Do you see how this is confusing, but also is tremendously important to understand? Adding an around plugin can seem entirely harmless, but it can introduce strange behaviors when sorting is critical.

That said, I don't recall ever running into this as a problem. It's a potential, though.

The gut punch

It's very well and fine to discuss sort orders, but we are leaving out one of the most important pieces of this.

If a plugin has no sort order specified, how does that fit into the mix?

// \Magento\Framework\ObjectManager\Config\Mapper\Dom::convert
$pluginData = [
    'sortOrder' => $pluginSortOrderNode
        ? (int)$pluginSortOrderNode->nodeValue
        : 0,

No sort order means a sort order of 0. Thus, our options are incredibly limited. Few plugins have a sortOrder node specified.

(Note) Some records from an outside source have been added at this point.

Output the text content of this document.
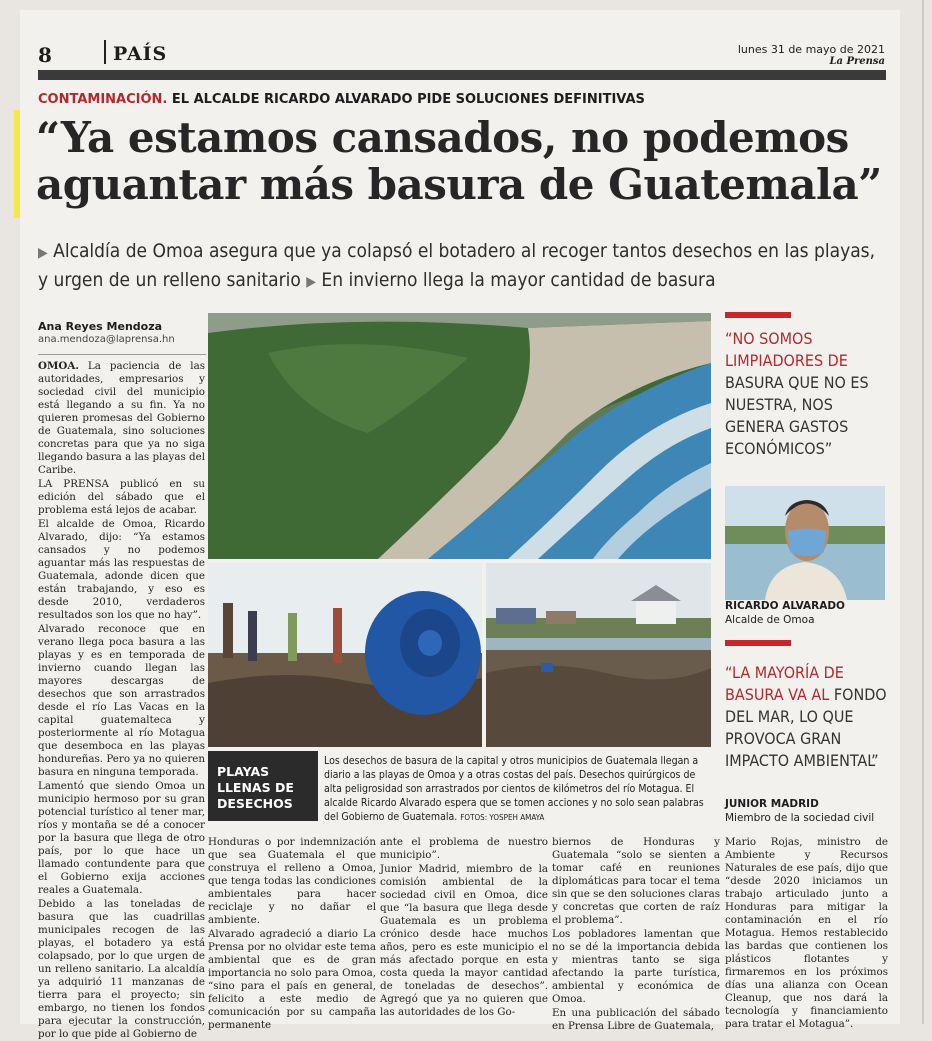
8	PAÍS	lunes 31 de mayo de 2021
La Prensa
CONTAMINACIÓN. EL ALCALDE RICARDO ALVARADO PIDE SOLUCIONES DEFINITIVAS
“Ya estamos cansados, no podemos aguantar más basura de Guatemala”
▶ Alcaldía de Omoa asegura que ya colapsó el botadero al recoger tantos desechos en las playas, y urgen de un relleno sanitario ▶ En invierno llega la mayor cantidad de basura
Ana Reyes Mendoza
ana.mendoza@laprensa.hn

OMOA. La paciencia de las autoridades, empresarios y sociedad civil del municipio está llegando a su fin. Ya no quieren promesas del Gobierno de Guatemala, sino soluciones concretas para que ya no siga llegando basura a las playas del Caribe.

LA PRENSA publicó en su edición del sábado que el problema está lejos de acabar.

El alcalde de Omoa, Ricardo Alvarado, dijo: “Ya estamos cansados y no podemos aguantar más las respuestas de Guatemala, adonde dicen que están trabajando, y eso es desde 2010, verdaderos resultados son los que no hay”.

Alvarado reconoce que en verano llega poca basura a las playas y es en temporada de invierno cuando llegan las mayores descargas de desechos que son arrastrados desde el río Las Vacas en la capital guatemalteca y posteriormente al río Motagua que desemboca en las playas hondureñas. Pero ya no quieren basura en ninguna temporada.

Lamentó que siendo Omoa un municipio hermoso por su gran potencial turístico al tener mar, ríos y montaña se dé a conocer por la basura que llega de otro país, por lo que hace un llamado contundente para que el Gobierno exija acciones reales a Guatemala.

Debido a las toneladas de basura que las cuadrillas municipales recogen de las playas, el botadero ya está colapsado, por lo que urgen de un relleno sanitario. La alcaldía ya adquirió 11 manzanas de tierra para el proyecto; sin embargo, no tienen los fondos para ejecutar la construcción, por lo que pide al Gobierno de

PLAYAS LLENAS DE DESECHOS
Los desechos de basura de la capital y otros municipios de Guatemala llegan a diario a las playas de Omoa y a otras costas del país. Desechos quirúrgicos de alta peligrosidad son arrastrados por cientos de kilómetros del río Motagua. El alcalde Ricardo Alvarado espera que se tomen acciones y no solo sean palabras del Gobierno de Guatemala. FOTOS: YOSPEH AMAYA
“NO SOMOS LIMPIADORES DE BASURA QUE NO ES NUESTRA, NOS GENERA GASTOS ECONÓMICOS”
RICARDO ALVARADO
Alcalde de Omoa
“LA MAYORÍA DE BASURA VA AL FONDO DEL MAR, LO QUE PROVOCA GRAN IMPACTO AMBIENTAL”
JUNIOR MADRID
Miembro de la sociedad civil

Honduras o por indemnización que sea Guatemala el que construya el relleno a Omoa, que tenga todas las condiciones ambientales para hacer reciclaje y no dañar el ambiente.

Alvarado agradeció a diario La Prensa por no olvidar este tema ambiental que es de gran importancia no solo para Omoa, “sino para el país en general, felicito a este medio de comunicación por su campaña permanente

ante el problema de nuestro municipio”.

Junior Madrid, miembro de la comisión ambiental de la sociedad civil en Omoa, dice que “la basura que llega desde Guatemala es un problema crónico desde hace muchos años, pero es este municipio el más afectado porque en esta costa queda la mayor cantidad de toneladas de desechos”. Agregó que ya no quieren que las autoridades de los Go-

biernos de Honduras y Guatemala “solo se sienten a tomar café en reuniones diplomáticas para tocar el tema sin que se den soluciones claras y concretas que corten de raíz el problema”.

Los pobladores lamentan que no se dé la importancia debida y mientras tanto se siga afectando la parte turística, ambiental y económica de Omoa.

En una publicación del sábado en Prensa Libre de Guatemala,

Mario Rojas, ministro de Ambiente y Recursos Naturales de ese país, dijo que “desde 2020 iniciamos un trabajo articulado junto a Honduras para mitigar la contaminación en el río Motagua. Hemos restablecido las bardas que contienen los plásticos flotantes y firmaremos en los próximos días una alianza con Ocean Cleanup, que nos dará la tecnología y financiamiento para tratar el Motagua”.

Jisse Reitsma pointed out that plugins can have negative sort orders. If you wish to get in front of a plugin that has no sort order, use a negative number.

Plugin usage review

The before plugin

Use this anytime you need to modify the arguments going into a method. Return null if you aren't making any changes or if you are only changing objects. If you are changing scalar values, then you need to return these in an array of arguments to pass into the method.


Use this whenever you need to change the output of a method.

Remember that the method's parameters are passed to the end of the method signature:

public function save(
    \Magento\Customer\Api\CustomerRepositoryInterface $subject,
    \Magento\Customer\Api\Data\CustomerInterface $response,
    \Magento\Customer\Api\Data\CustomerInterface $customer,
    $passwordHash = null
) {
    return $response;

In this example, we might want to do something with the $passwordHash.


You should rarely have to use an around plugin. Here are two instances:

  • When your update needs to span the input and the output of a method. For example, you need to make a determination before the method, and do something with those values after the method. You could use a before and after set, but passing values between these is cumbersome.
  • You wish to wrap a method in a try...catch statement.

One of the benefits of around plugins is you can halt continued execution. It is incredibly rare that you would utilize this capability. Doing so can result in strange behavior.

A trick: Don't forget about PHP functions! Here you can capture all applicable parameters and pass them back to the callable:

$proceed(...array_slice(func_get_args(), 2));

The unscientific review:

I surveyed the plugins in one of our projects that has over 90 custom modules (there's a lot happening here):

  • 68% are after
  • 18% are before
  • 13% are around (There are significant parts of this project that we did not write, and I'm guessing this number can be reduced.)